The fundamental, mutually beneficial relationship between plants and animals is simple: We give off the carbon dioxide plants need to live and they give us back oxygen. When we breathe out, a plant lives. When they breathe out, we live.
But plants also have abundant healing properties and nourish us in many ways. Recognizing their many benefits, Silver Hill has developed a horticultural therapy program where patients engage in gardening-related activities that can help their own individual healing.
Gardening can be a treatment that does not interfere with other medications
Every Thursday, Silver Hill Hospital volunteers work with patients to make flower arrangements for tables in the patient dining room. Together, we create living sculptures from which patients derive two benefits: The first is pleasure of making the arrangements—selecting the flowers, trimming and then placing them in a vase, being sure it is filled with water—and the second comes from seeing them again in the dining room at meals. You could even add a third in that other patients get the benefit of seeing the flowers as well.
On many days, you will see patients walking through the grounds, feeling the sun, smelling the flowers. These are good, natural, non-medicinal distractions for any kind of pain or depression. Nature is calming. It is awe inspiring and uplifting. When a patient has shaking hands, the garden does not care. It is still quite possible to fill a vase with flowers or dig a hole to put a plant in the ground. And the sense of accomplishment can lead to improved self-esteem.
Additionally, our world can get very small when we are sick. Being reminded that there is life around us, that we are part of a greater eco-system, can help put our illness into perspective. The seedling of today will be the flower of tomorrow. By it’s nature, gardening gives us something to look forward to and is optimistic.

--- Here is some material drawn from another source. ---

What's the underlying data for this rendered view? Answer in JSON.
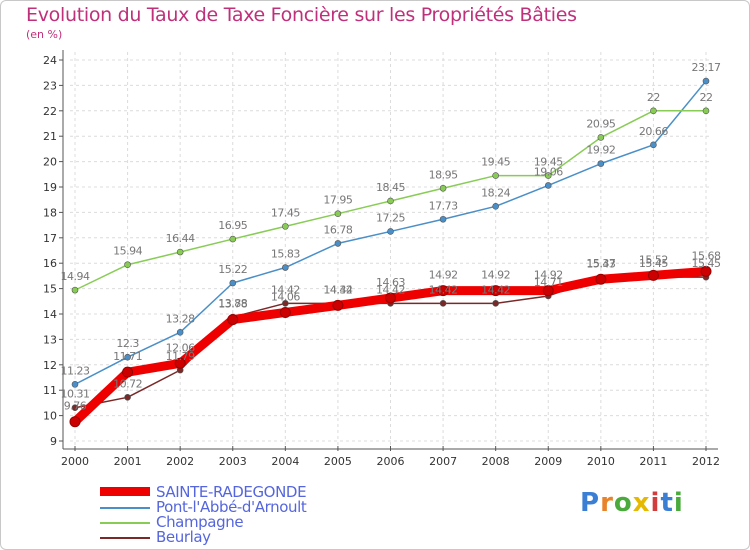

Drowsiness is not an uncommon side effect of many prescription and over-the-counter medications. Instead of caffeine, use some peppermint in any of its forms – gum, candy, even tea to stave off afternoon fatigue. Ordinary teas fend off fatigue because of their caffeine content. Peppermint is an herbal tea that you will find also works. Citrus plants invigorate. Lavender and lemon balm are soothing. Did you know that activating your olfactory sense is a surefire way to improve your mood? Best of all, aromatherapy will not interact with your medications.
A garden can be part of your life no matter where you live
Gardening is a wonderful, low cost hobby no matter where you live. It does not require a large plot of land and need not be back breaking work. A Manhattan high-rise? No matter. Create a dish or cactus rock garden. Condo with a small patio? Not to worry. Container gardens are very popular and easy to maintain.
Gardening is easy, simple, fun. Three words we don’t hear often enough in our lives. Gardening reduces stress and encourages creativity. It is easy to plant things that smell nice, look beautiful and even taste good. Gardening encourages nurturing, which brings out the best in people. Gardening is all about nature, and nature is life affirming, appealing to all of our senses – sight, touch, smell, taste and sound. Gardening is just a great hobby, any time of year!
So place some fresh flowers in your kitchen. Thanks to grocery stores, they are abundant and inexpensive. They say you care enough about your home to beautify it. Choose yellow and orange, and bring a bit of “floral sunshine” into your life! Plant and flower power—a thoroughly modern treatment for brightening those flagging winter spirits.